Conditions today are almost worse than thosefor the Okies in Grapes of Wrath. Unions have been broken up and pickers and sharecroppers exploited by unscrupulous farmers and combines.

The last essay traces the career of Reuben Sturman, a Cleveland comic salesman turned smut peddler who, at his peak, was the most powerful individual in the US porn industry. Consistently the obscenity cases brought against Sturman collapsed. In one ruling the jury produced a multi-page response berating the government for wasting time and money.

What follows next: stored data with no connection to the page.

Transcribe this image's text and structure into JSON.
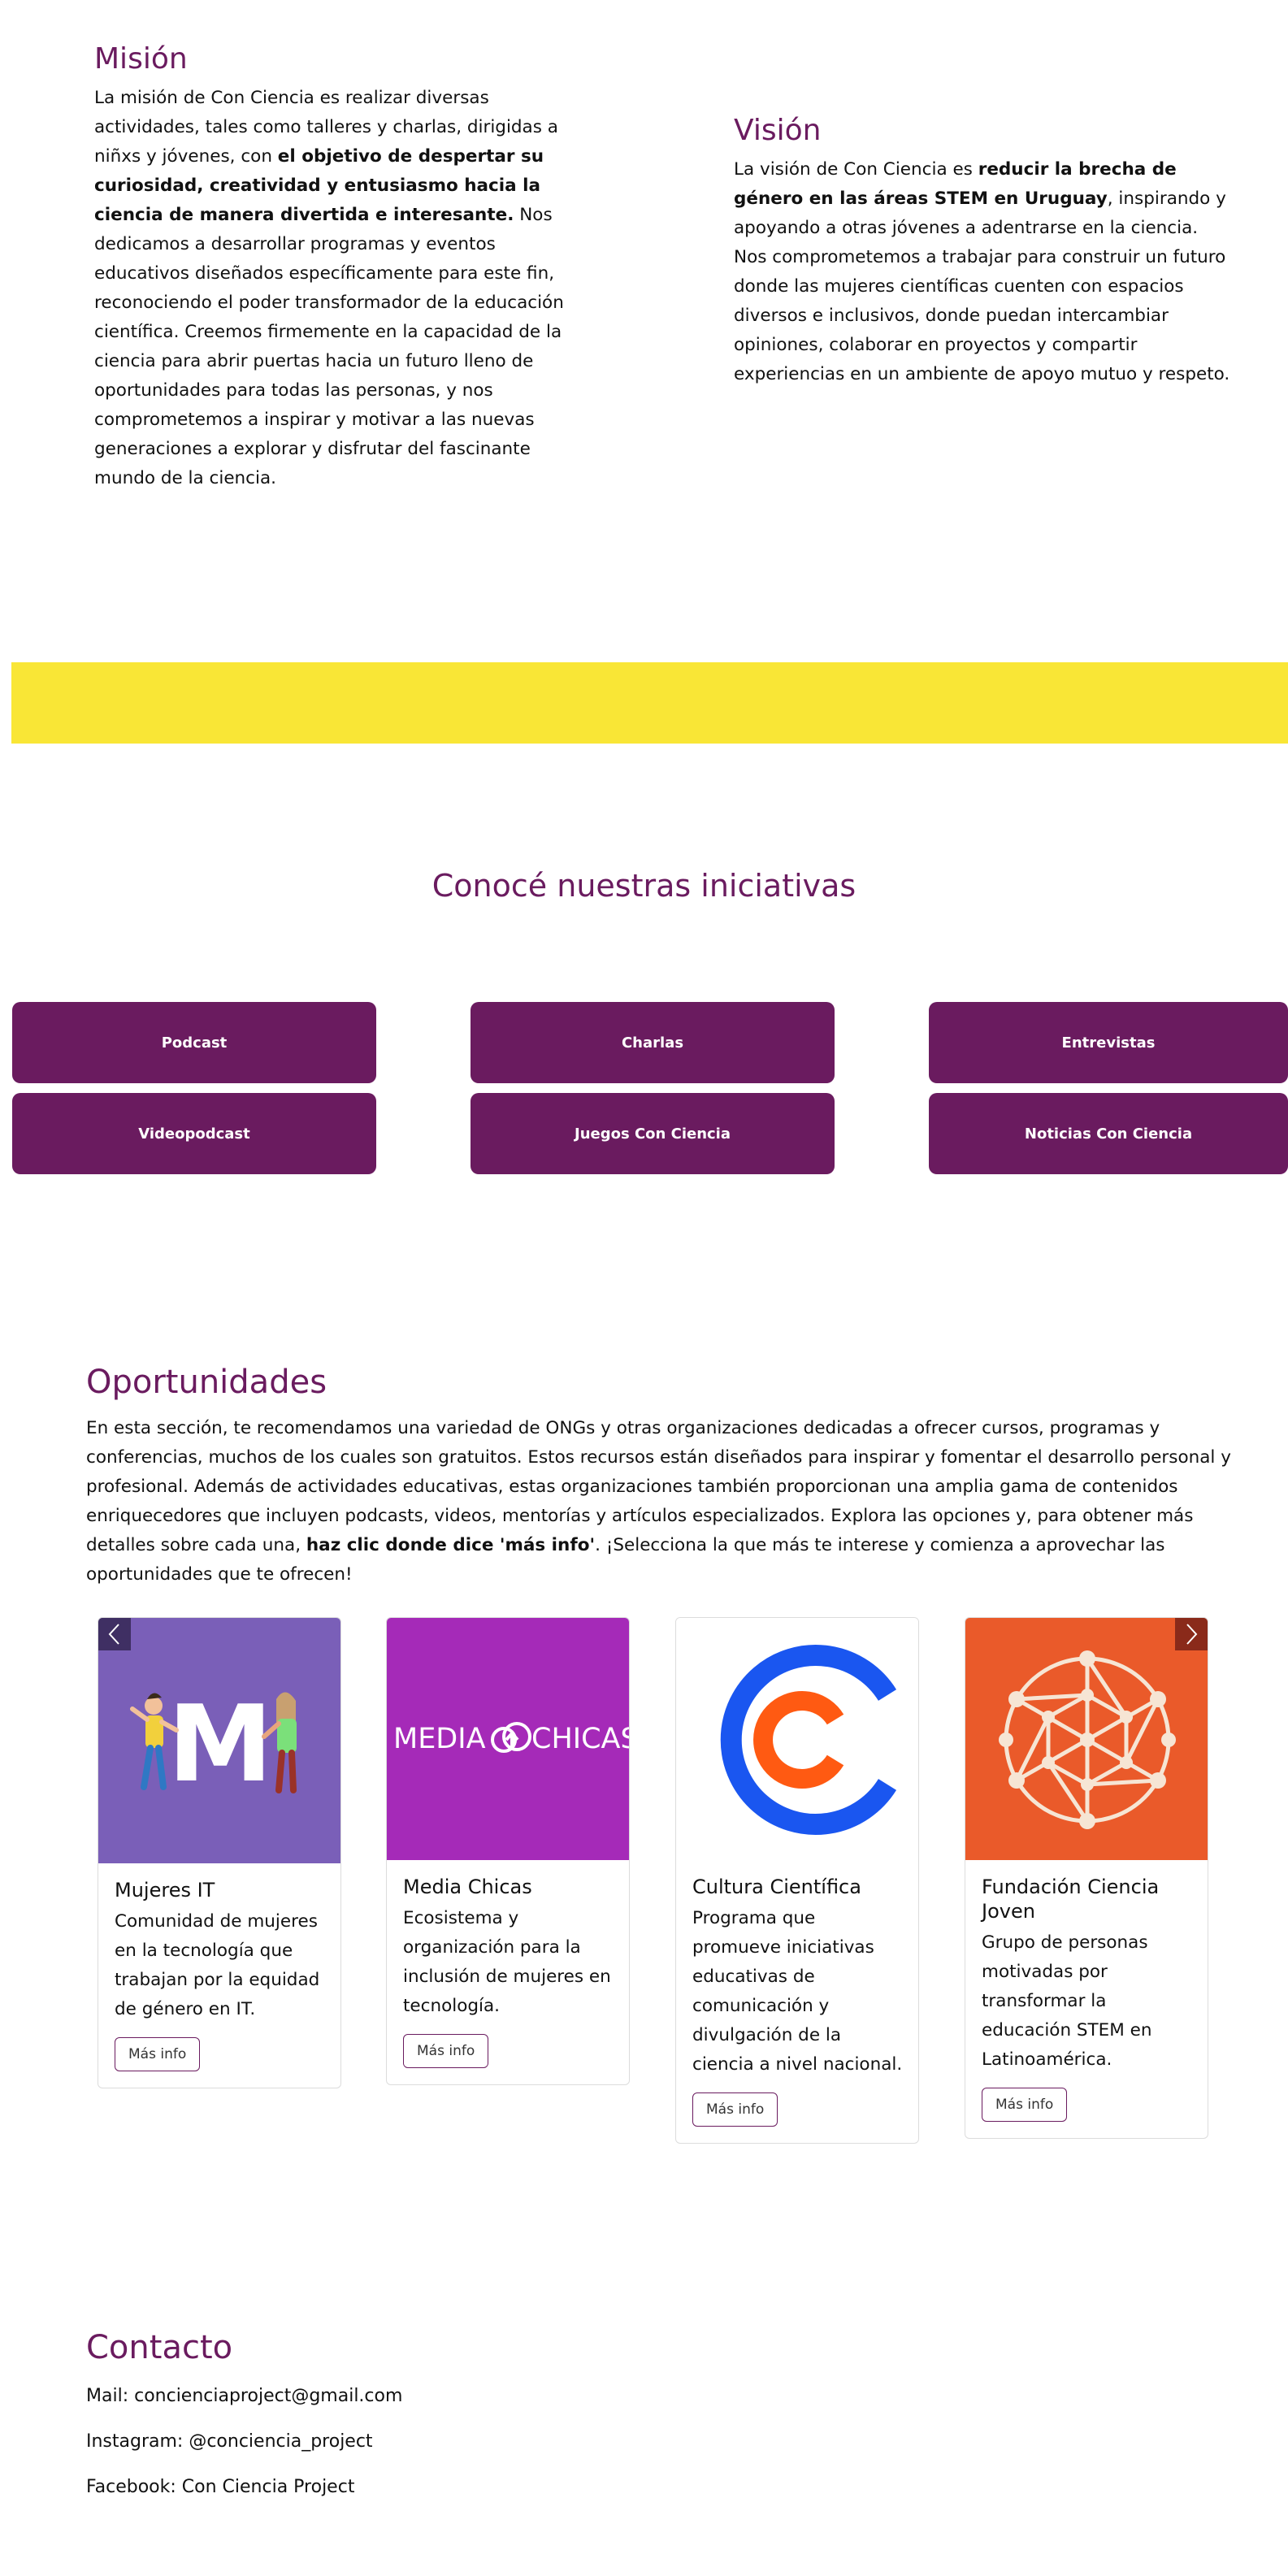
{
  "mision": {
    "title": "Misión",
    "p1": "La misión de Con Ciencia es realizar diversas actividades, tales como talleres y charlas, dirigidas a niñxs y jóvenes, con ",
    "p1_bold": "el objetivo de despertar su curiosidad, creatividad y entusiasmo hacia la ciencia de manera divertida e interesante.",
    "p2": " Nos dedicamos a desarrollar programas y eventos educativos diseñados específicamente para este fin, reconociendo el poder transformador de la educación científica. Creemos firmemente en la capacidad de la ciencia para abrir puertas hacia un futuro lleno de oportunidades para todas las personas, y nos comprometemos a inspirar y motivar a las nuevas generaciones a explorar y disfrutar del fascinante mundo de la ciencia."
  },
  "vision": {
    "title": "Visión",
    "p1": "La visión de Con Ciencia es ",
    "p1_bold": "reducir la brecha de género en las áreas STEM en Uruguay",
    "p2": ", inspirando y apoyando a otras jóvenes a adentrarse en la ciencia. Nos comprometemos a trabajar para construir un futuro donde las mujeres científicas cuenten con espacios diversos e inclusivos, donde puedan intercambiar opiniones, colaborar en proyectos y compartir experiencias en un ambiente de apoyo mutuo y respeto."
  },
  "iniciativas": {
    "title": "Conocé nuestras iniciativas",
    "buttons": [
      "Podcast",
      "Charlas",
      "Entrevistas",
      "Videopodcast",
      "Juegos Con Ciencia",
      "Noticias Con Ciencia"
    ]
  },
  "oportunidades": {
    "title": "Oportunidades",
    "p1": "En esta sección, te recomendamos una variedad de ONGs y otras organizaciones dedicadas a ofrecer cursos, programas y conferencias, muchos de los cuales son gratuitos. Estos recursos están diseñados para inspirar y fomentar el desarrollo personal y profesional. Además de actividades educativas, estas organizaciones también proporcionan una amplia gama de contenidos enriquecedores que incluyen podcasts, videos, mentorías y artículos especializados. Explora las opciones y, para obtener más detalles sobre cada una, ",
    "p1_bold": "haz clic donde dice 'más info'",
    "p2": ". ¡Selecciona la que más te interese y comienza a aprovechar las oportunidades que te ofrecen!",
    "cards": [
      {
        "title": "Mujeres IT",
        "desc": "Comunidad de mujeres en la tecnología que trabajan por la equidad de género en IT.",
        "button": "Más info",
        "image_color": "#7a5fb8"
      },
      {
        "title": "Media Chicas",
        "desc": "Ecosistema y organización para la inclusión de mujeres en tecnología.",
        "button": "Más info",
        "image_color": "#a52ab8",
        "logo_text_left": "MEDIA",
        "logo_text_right": "CHICAS"
      },
      {
        "title": "Cultura Científica",
        "desc": "Programa que promueve iniciativas educativas de comunicación y divulgación de la ciencia a nivel nacional.",
        "button": "Más info",
        "image_color": "#ffffff"
      },
      {
        "title": "Fundación Ciencia Joven",
        "desc": "Grupo de personas motivadas por transformar la educación STEM en Latinoamérica.",
        "button": "Más info",
        "image_color": "#ea5a2a"
      }
    ],
    "prev_icon": "chevron-left-icon",
    "next_icon": "chevron-right-icon"
  },
  "contacto": {
    "title": "Contacto",
    "mail": "Mail: concienciaproject@gmail.com",
    "instagram": "Instagram: @conciencia_project",
    "facebook": "Facebook: Con Ciencia Project"
  },
  "colors": {
    "brand_purple": "#6a1b5f",
    "yellow": "#f9e636"
  }
}
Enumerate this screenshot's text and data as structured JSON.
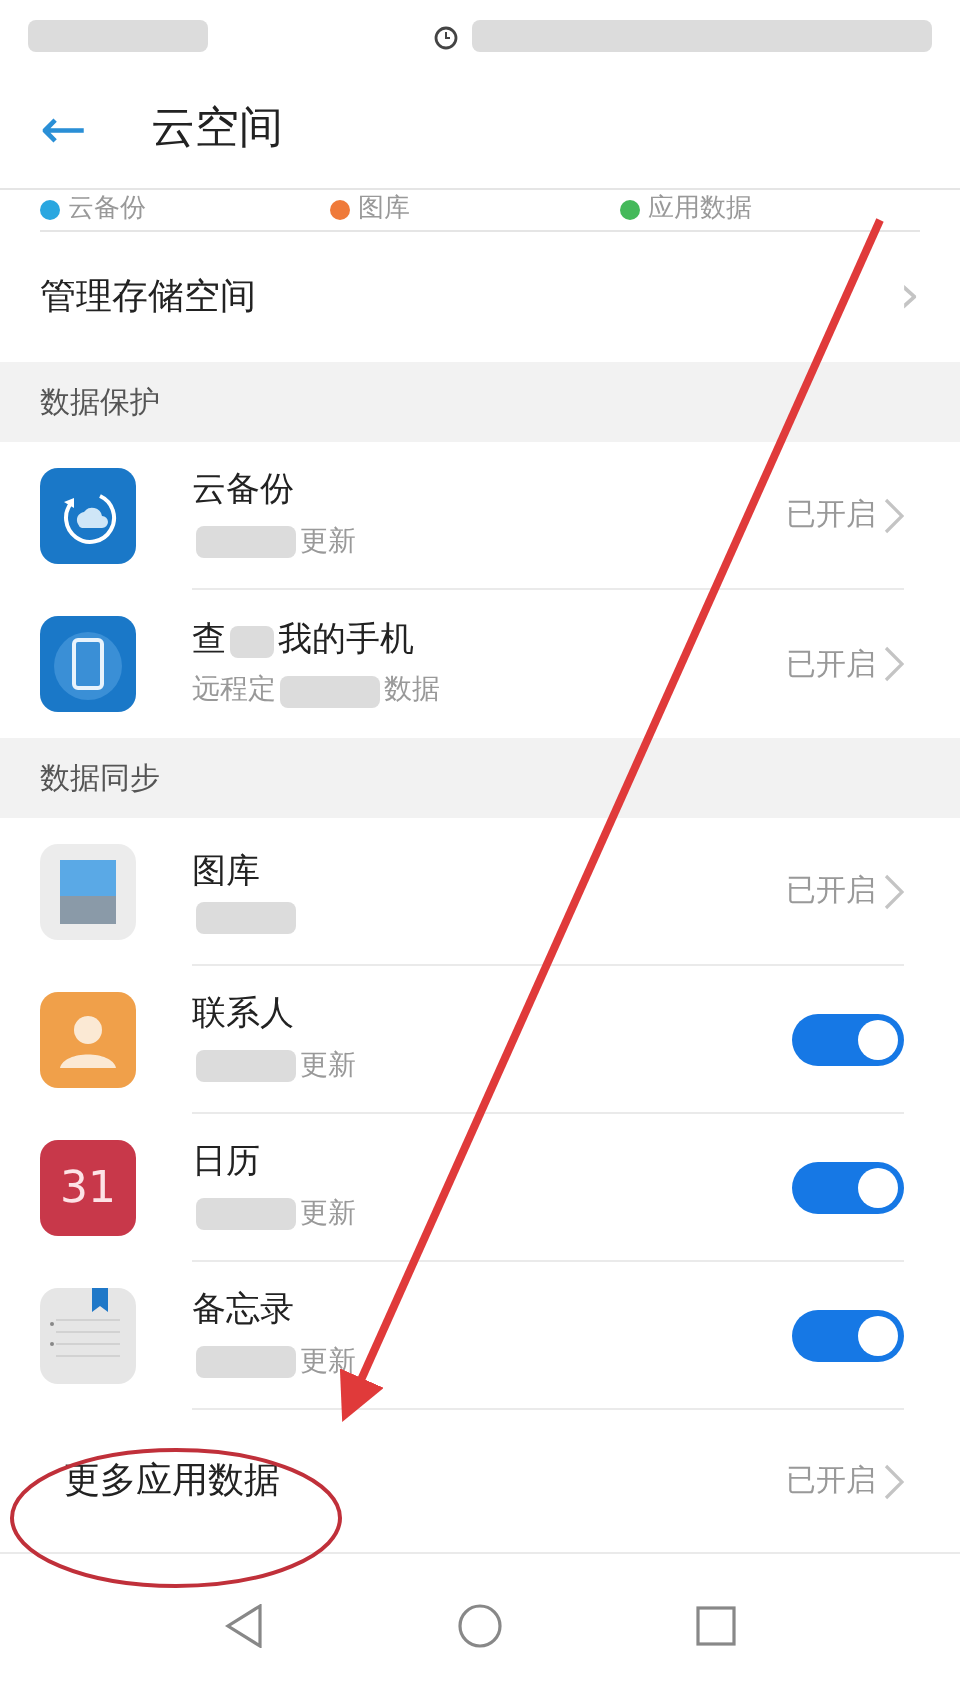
{
  "header": {
    "back": "←",
    "title": "云空间"
  },
  "legend": [
    {
      "label": "云备份",
      "color": "#2aa7e0"
    },
    {
      "label": "图库",
      "color": "#ef7a3a"
    },
    {
      "label": "应用数据",
      "color": "#44b95a"
    }
  ],
  "manage": {
    "label": "管理存储空间",
    "chevron": "›"
  },
  "sections": [
    {
      "title": "数据保护",
      "rows": [
        {
          "kind": "status",
          "title": [
            {
              "kind": "text",
              "text": "云备份"
            }
          ],
          "subtitle": [
            {
              "kind": "blur"
            },
            {
              "kind": "text",
              "text": "更新"
            }
          ],
          "status": "已开启"
        },
        {
          "kind": "status",
          "title": [
            {
              "kind": "text",
              "text": "查"
            },
            {
              "kind": "blur"
            },
            {
              "kind": "text",
              "text": "我的手机"
            }
          ],
          "subtitle": [
            {
              "kind": "text",
              "text": "远程定"
            },
            {
              "kind": "blur"
            },
            {
              "kind": "text",
              "text": "数据"
            }
          ],
          "status": "已开启"
        }
      ]
    },
    {
      "title": "数据同步",
      "rows": [
        {
          "kind": "status",
          "title": [
            {
              "kind": "text",
              "text": "图库"
            }
          ],
          "subtitle": [
            {
              "kind": "blur"
            }
          ],
          "status": "已开启"
        },
        {
          "kind": "toggle",
          "title": [
            {
              "kind": "text",
              "text": "联系人"
            }
          ],
          "subtitle": [
            {
              "kind": "blur"
            },
            {
              "kind": "text",
              "text": "更新"
            }
          ],
          "on": true
        },
        {
          "kind": "toggle",
          "title": [
            {
              "kind": "text",
              "text": "日历"
            }
          ],
          "subtitle": [
            {
              "kind": "blur"
            },
            {
              "kind": "text",
              "text": "更新"
            }
          ],
          "on": true,
          "icon_text": "31"
        },
        {
          "kind": "toggle",
          "title": [
            {
              "kind": "text",
              "text": "备忘录"
            }
          ],
          "subtitle": [
            {
              "kind": "blur"
            },
            {
              "kind": "text",
              "text": "更新"
            }
          ],
          "on": true
        }
      ]
    }
  ],
  "more": {
    "label": "更多应用数据",
    "status": "已开启"
  }
}
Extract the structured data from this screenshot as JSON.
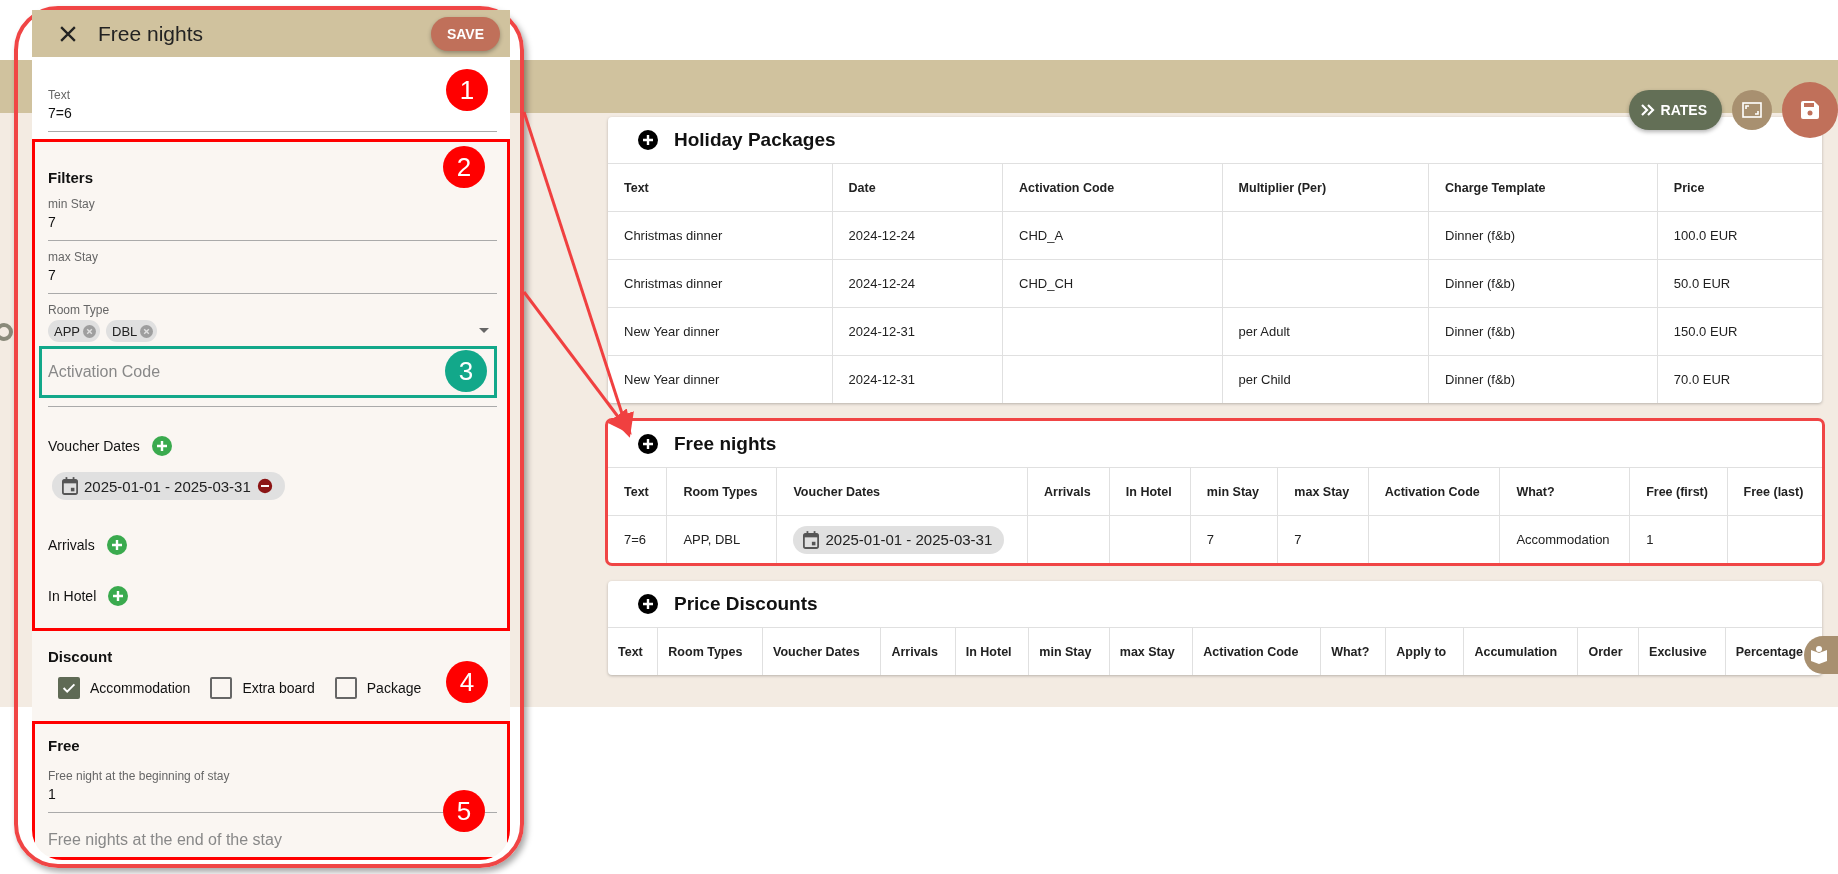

Such high profile embarrassments made Sturman a target for the authorities and in the end they got him for tax evasion. Not wanting to give money to the system that was trying to put him out of business, Sturman operated through increasingly complex series of shell companies and off shore accounts. Only by alleging, based on evidence it still won’t release, that Sturman had connections to the Mafia could the IRS get access to his Swiss accounts and make their case.

Throughout the essays it is clear that Schlosser is exasperated by successive governments’ inability to set the right priorities and hypocrisy in ignoring the behaviour of Enron et al. He seems to have warmed less to Sturman than his other subjects, but it is harder to feel for a tax cheat who resorted to strong arm tactics at the end than a man who could die in prison because he tried to supply somne medical marijuana.

Like Fast Food Nation, Schlosser’s look at junk food culture, this book makes you despair for the state of the US. However, unlike the expanding waistline, it looks like some of the problems aren’t going to exported, as other countries, including Britain, adopt more civilised drugs laws and others can manage to be grown up about sex.